A DR runbook is a step-by-step document that any qualified administrator can follow to execute the recovery. Automate verification steps in PowerShell to reduce human error and speed up testing. Create a DR validation script that runs automatically after a restore:

# dr-validation.ps1
$TestResults = @()

# Test 1: Check critical services are running
$CriticalServices = @("W3SVC", "MSSQLSERVER", "DNS", "LanmanServer")
foreach ($svc in $CriticalServices) {
    $status = (Get-Service -Name $svc -ErrorAction SilentlyContinue).Status
    $TestResults += [PSCustomObject]@{Test="Service: $svc"; Result=$status; Pass=($status -eq "Running")}
}

# Test 2: Check disk space on all volumes
Get-PSDrive -PSProvider FileSystem | ForEach-Object {
    $pctFree = [math]::Round(($_.Free / ($_.Used + $_.Free)) * 100, 1)
    $TestResults += [PSCustomObject]@{Test="Disk: $($_.Root)"; Result="$pctFree% free"; Pass=($pctFree -gt 10)}
}

# Test 3: Check network connectivity
$NetworkTargets = @("dc01.corp.example.com", "sqlserver01.corp.example.com", "fileserver01.corp.example.com")
foreach ($target in $NetworkTargets) {
    $ping = Test-Connection -ComputerName $target -Count 1 -Quiet
    $TestResults += [PSCustomObject]@{Test="Ping: $target"; Result=($ping ? "Success" : "Failed"); Pass=$ping}
}

# Report
$TestResults | Format-Table Test, Result, Pass -AutoSize
$FailedTests = $TestResults | Where-Object { -not $_.Pass }
if ($FailedTests.Count -gt 0) {
    Write-Host "DR VALIDATION FAILED: $($FailedTests.Count) tests did not pass." -ForegroundColor Red
    exit 1
} else {
    Write-Host "DR VALIDATION PASSED: All $($TestResults.Count) tests passed." -ForegroundColor Green
    exit 0
}

Documenting DR Test Results

Document each DR test with a standardized test report that captures: test date and participants, test type performed (simulation, parallel, etc.), systems tested and recovery methods used, actual RTO achieved vs target RTO, actual RPO (data loss) vs target RPO, each step performed with timestamps, issues discovered during the test, remediation actions assigned and owners, and a pass/fail determination for each test objective.

Store DR test reports in a location accessible to all DR team members and auditors — a SharePoint library, a dedicated documentation server, or a version-controlled Git repository.
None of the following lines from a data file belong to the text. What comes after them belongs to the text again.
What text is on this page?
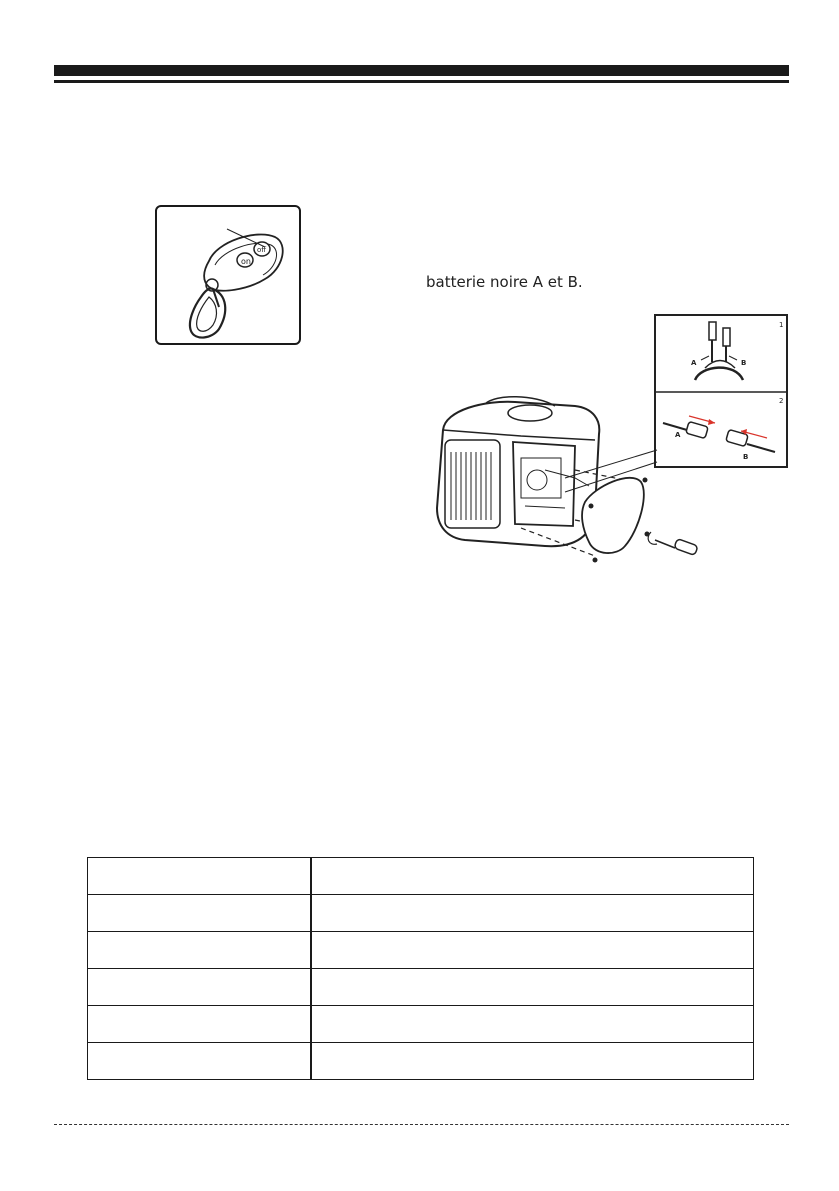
on
off
batterie noire A et B.
1
2
A	B
A
B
Review test history quarterly to identify recurring issues and trends. Use DR test results to justify infrastructure investments — for example, if backup restoration consistently takes 4 hours against a 2-hour RTO target, the evidence supports investing in faster backup storage or additional DR tooling.

Updating the DR Plan After Each Test

A DR test is only valuable if it results in plan improvements. After each test, hold a brief retrospective meeting to discuss what worked, what did not work, and what was missing from the runbook. Update the DR plan documentation to reflect current infrastructure configuration, correct any commands that failed during the test, update responsible party assignments, and record the verified RTO and RPO. Retest any failed or incomplete recovery procedures at the next test cycle. The DR plan is a living document — treat it as such by committing to update it after every test, major infrastructure change, and application deployment.